I used to get DS to "make" the baby smile. He'd get up close to her face and just chant "smiiille, smiiille, smiiile" and of course she would smile just because someone was interacting with her. Then I'd say: "Well done DS, aren't you clever making her smile"

Dancingtothebeat · 29/05/2018 23:11

I think a sling is probably the worst thing you can do as it gives him the message baby is always attached to Mummy and closer to Mummy.

With my DS we had to make sure he had quality time with both parents alone. So painting or baking while the baby naps. Or going out for a cake together while baby is with Dad.

It was really tough going, but they do get used to it. Just keep reassuring him and making sure he knows how much you love him and how special he is.

Fruitcorner123 · 29/05/2018 23:17

I try and do some tidying /housework when I'm finally able to put DS2 down briefly so that doesn't leave much time to spend playing before DS2 is awake again

I don't mean this horribly but surely a messy house but 2 happy children is preferable. Leave the housework and do it when your partner is around to help or after they're in bed or something. Your house doesnt need to be spotless.

MadeForThis · 30/05/2018 04:39

I have dd 2.8 and dd 5 months.

Most days are great now but we did experience jealousy, slapping and anger.

What works for us is constantly telling dd1 how much dd2 loves her. Oh look, she's smiling at you again. Oh look, she's watching you.

Big focus on what dd1 can do and dd2 can't. Oh no, dd2 can't have a biscuit she's too tiny. Only big girls can do that. No dd2 you can't play with that you're too little.

Talk all the time about how dd2 will be her best friend and once she gets bigger she will have a friend that lives here and will play with her all day.

Talk all the time about how she can teach dd2 how to do things. You can teach dd2 how to throw a ball. You are the best ball thrower!!
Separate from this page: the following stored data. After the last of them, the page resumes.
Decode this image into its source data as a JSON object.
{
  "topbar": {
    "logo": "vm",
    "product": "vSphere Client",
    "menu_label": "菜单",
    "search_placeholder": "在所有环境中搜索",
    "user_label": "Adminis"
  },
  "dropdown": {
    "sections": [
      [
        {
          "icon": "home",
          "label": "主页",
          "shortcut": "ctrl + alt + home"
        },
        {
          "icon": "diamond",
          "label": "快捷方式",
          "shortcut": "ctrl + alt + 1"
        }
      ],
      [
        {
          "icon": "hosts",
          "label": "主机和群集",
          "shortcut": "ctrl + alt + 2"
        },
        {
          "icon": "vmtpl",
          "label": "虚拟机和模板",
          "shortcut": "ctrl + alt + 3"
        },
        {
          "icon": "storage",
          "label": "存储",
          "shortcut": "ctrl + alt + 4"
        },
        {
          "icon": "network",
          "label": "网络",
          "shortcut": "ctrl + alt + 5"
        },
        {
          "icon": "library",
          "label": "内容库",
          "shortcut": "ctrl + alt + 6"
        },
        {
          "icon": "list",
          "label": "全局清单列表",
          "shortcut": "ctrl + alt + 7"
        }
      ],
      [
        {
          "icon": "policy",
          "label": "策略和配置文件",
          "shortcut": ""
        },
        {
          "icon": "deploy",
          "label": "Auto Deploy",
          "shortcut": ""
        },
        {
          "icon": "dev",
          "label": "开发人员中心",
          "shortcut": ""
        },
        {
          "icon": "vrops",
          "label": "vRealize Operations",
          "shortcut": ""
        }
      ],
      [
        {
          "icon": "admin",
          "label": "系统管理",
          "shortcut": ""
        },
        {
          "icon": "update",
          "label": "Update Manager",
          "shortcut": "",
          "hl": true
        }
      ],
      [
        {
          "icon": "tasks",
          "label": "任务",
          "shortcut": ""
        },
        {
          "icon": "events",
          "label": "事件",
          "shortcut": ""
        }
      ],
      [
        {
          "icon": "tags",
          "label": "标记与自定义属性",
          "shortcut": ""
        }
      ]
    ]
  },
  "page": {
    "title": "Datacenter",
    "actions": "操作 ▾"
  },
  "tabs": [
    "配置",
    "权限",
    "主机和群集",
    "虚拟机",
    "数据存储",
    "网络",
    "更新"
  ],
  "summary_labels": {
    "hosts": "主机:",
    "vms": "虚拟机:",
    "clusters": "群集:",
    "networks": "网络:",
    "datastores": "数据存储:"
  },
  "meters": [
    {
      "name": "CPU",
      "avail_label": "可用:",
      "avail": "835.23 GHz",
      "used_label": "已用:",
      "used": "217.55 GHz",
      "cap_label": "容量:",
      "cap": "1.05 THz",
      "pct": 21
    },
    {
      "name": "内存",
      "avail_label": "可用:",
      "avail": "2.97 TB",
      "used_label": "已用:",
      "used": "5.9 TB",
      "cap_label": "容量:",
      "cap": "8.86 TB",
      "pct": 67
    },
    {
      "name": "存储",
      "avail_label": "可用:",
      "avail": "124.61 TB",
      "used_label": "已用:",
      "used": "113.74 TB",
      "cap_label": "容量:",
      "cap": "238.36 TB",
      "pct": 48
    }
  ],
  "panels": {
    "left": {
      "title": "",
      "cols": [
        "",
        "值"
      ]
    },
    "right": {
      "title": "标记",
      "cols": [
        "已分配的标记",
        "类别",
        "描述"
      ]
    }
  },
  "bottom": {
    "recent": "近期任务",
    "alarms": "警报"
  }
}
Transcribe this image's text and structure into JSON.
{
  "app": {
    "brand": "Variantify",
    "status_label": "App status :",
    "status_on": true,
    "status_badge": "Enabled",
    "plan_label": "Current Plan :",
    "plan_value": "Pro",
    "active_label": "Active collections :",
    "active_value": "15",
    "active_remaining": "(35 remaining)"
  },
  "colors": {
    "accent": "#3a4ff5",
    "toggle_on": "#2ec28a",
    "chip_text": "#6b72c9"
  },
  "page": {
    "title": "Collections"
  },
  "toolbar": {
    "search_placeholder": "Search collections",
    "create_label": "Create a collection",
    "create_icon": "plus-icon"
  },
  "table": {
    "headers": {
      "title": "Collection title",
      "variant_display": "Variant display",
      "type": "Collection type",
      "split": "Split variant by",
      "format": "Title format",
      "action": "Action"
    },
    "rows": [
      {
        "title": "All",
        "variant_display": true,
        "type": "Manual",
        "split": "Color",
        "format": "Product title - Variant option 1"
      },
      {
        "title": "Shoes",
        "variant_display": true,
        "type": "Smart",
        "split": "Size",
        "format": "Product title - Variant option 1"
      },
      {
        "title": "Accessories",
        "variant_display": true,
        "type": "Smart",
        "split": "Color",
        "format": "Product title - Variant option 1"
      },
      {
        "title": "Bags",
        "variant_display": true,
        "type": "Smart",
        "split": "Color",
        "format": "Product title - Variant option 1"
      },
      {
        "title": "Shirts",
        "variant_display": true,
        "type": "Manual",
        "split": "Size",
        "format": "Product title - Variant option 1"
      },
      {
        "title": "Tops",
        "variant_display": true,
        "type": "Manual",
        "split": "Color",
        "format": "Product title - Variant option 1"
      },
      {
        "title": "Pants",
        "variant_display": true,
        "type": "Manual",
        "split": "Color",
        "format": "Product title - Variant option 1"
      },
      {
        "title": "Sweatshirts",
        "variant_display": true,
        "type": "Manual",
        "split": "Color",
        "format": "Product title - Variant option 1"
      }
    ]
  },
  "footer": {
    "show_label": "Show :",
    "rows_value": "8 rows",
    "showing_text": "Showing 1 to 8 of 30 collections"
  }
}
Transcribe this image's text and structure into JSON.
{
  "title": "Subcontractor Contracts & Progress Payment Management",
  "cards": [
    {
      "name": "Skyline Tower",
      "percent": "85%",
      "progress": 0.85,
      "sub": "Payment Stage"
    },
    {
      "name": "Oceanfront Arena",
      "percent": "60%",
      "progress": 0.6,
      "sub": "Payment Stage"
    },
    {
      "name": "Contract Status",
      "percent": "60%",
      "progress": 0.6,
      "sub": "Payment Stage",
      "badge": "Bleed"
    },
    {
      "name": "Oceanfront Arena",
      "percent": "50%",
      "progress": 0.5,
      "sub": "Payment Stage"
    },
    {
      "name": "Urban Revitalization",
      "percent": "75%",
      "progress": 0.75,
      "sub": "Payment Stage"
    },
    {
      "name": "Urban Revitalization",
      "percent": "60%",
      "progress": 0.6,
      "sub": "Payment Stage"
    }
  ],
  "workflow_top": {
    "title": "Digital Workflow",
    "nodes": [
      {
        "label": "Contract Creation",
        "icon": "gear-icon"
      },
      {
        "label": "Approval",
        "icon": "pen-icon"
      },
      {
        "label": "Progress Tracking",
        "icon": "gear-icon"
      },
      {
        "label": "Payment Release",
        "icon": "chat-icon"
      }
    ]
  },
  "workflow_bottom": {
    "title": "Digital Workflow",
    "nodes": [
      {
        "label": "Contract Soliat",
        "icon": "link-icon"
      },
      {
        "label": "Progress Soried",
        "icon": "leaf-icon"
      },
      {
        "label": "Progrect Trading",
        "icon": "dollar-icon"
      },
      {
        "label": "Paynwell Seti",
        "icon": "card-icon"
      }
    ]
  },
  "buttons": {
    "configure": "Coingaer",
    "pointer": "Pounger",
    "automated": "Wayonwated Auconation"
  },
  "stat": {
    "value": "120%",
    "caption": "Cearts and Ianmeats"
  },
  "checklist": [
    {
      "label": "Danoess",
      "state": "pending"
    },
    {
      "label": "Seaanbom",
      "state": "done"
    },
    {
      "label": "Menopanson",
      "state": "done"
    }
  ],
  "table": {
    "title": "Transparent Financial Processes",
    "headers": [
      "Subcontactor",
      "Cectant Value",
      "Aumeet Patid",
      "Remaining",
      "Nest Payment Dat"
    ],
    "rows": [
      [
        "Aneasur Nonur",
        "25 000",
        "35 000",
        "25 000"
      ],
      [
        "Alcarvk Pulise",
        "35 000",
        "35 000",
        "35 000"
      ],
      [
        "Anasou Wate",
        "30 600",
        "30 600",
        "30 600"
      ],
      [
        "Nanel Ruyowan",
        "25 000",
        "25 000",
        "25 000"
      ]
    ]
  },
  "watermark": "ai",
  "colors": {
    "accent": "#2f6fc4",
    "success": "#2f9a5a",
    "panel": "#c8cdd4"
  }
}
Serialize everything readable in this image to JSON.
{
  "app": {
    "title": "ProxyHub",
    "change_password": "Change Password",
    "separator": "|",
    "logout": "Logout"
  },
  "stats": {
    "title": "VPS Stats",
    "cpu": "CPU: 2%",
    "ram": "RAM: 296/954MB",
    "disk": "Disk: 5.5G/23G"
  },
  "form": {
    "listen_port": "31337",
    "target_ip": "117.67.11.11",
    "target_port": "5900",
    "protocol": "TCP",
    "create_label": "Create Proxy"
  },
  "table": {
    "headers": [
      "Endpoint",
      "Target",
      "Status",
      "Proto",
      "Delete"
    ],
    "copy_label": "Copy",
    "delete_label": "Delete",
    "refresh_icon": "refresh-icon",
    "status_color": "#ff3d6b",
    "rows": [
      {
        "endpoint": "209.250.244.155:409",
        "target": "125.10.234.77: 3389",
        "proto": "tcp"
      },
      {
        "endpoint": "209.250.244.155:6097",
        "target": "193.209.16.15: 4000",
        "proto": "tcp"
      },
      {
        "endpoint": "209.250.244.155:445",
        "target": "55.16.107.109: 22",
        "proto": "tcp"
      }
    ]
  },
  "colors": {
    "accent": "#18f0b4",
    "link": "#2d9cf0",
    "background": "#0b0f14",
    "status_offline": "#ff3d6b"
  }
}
And strangely what seemed to work best was to tell the baby off. No dd2, don't pull dd1's hair. That's not nice. We don't do that in this house. Say sorry. Be a good girl like your sister.

The last one seemed to work best as it balanced things out. Didn't always feel as if dd1 was being told off or to stop doing something.

I find it a very hard situation to deal with. So used to have 100% focus on dd1 and now that has to be shared. And also a guilt that dd2 isn't getting the 100% focus that dd1 got.

I was very anti tv so young and now find that some Peppa pig in the iPad is a great distraction if I need to get the baby down for a nap.